Produtores de cana ganham R$ 25 para cada R$ 1 investido

Investir R$ 1,00. Ganhar R$ 25,00. Esse foi o resultado obtido por produtores que apostaram no maturador Moddus

17/01/2018 14:26:01

Atualizado:

22/01/2018 16:39:02

 

“O preço da cana-de-açúcar é uma variável que resulta da quantidade e da qualidade da cana produzida. Quanto mais açúcar, mais valiosa é a cana. A concentração de açúcar total recuperado, o chamado ATR, é medida numa escala em quilos. Por exemplo, a tonelada de cana com ATR = 1 kg vale R$ 0,57 (cotação em 12 de janeiro de 2018). A cana que alcance ATR = 120 kg vale R$ 68,40 a tonelada”, explica Leonardo Pereira, gerente de Cultura Cana-de-Açúcar da Syngenta. “Por isso, assegurar que, na hora da colheita, a cana alcance o maior índice de ATR possível é garantir o melhor retorno para o produtor”, afirma.

O ciclo da cana, naturalmente, estabelece períodos de maior ou menor concentração de açúcar. O começo e o fim do ano, com temperaturas mais altas e chuva abundante, são os momentos em que a cana cresce, absorvendo maior quantidade de água, o que dilui a sacarose (açúcar presente na planta). No meio do ano, com o inverno, temperaturas baixas e menos chuvas, o estresse provoca a concentração do índice de açúcar na cana. 

 “A colheita, no entanto, começa em março/abril, quando, pelas condições climáticas, a cana está com o açúcar mais baixo, continua pelo período onde a cana alcança o máximo da concentração de açúcar e prossegue até o final do ano, quando o nível de açúcar volta a cair por causa das chuvas. Por isso, de 40% a 45% da cana no Brasil hoje deveria ser maturada, pois é colhida em períodos de alta temperatura e abundância de água e tem o índice de ATR comprometido”, diz Pereira.
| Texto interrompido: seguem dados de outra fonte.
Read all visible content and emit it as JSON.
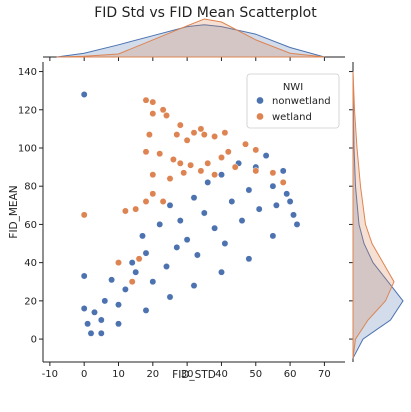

 O uso do maturador visa justamente a assegurar níveis de ATR mais altos num período em que ele estaria baixo. “O maturador funciona estressando a cana artificialmente, ou seja, engana a cana, fazendo que ela aumente a concentração de açúcar”, afirma o técnico da Syngenta.

Noventa e duas usinas que participaram em 2017 do desafio Multiplicação, promovido pela Syngenta para melhor conhecer os efeitos do maturador Moddus, aceitaram usar o produto numa época em que normalmente não o aplicariam e fazer o acompanhamento da lavoura.

Os dados obtidos foram enviados à Canaplan, consultoria independente que consolidou as informações fornecidas por usinas de todo o Centro-Sul do país e gerou relatórios com o retorno financeiro obtido em cada área monitorada. 

Os participantes do Multiplicação registraram ganhos médios de 5,5 kg de ATR por tonelada nas áreas em que a cana foi tratada com Moddus, áreas estas que, devido ao manejo das usinas, não receberiam maturadores. “A conclusão foi que, para cada R$ 1,00 investido na aplicação de Moddus, o produtor teve R$ 25,00 de retorno, graças ao melhor nível de ATR obtido pela cana enviada às usinas”, diz Pereira.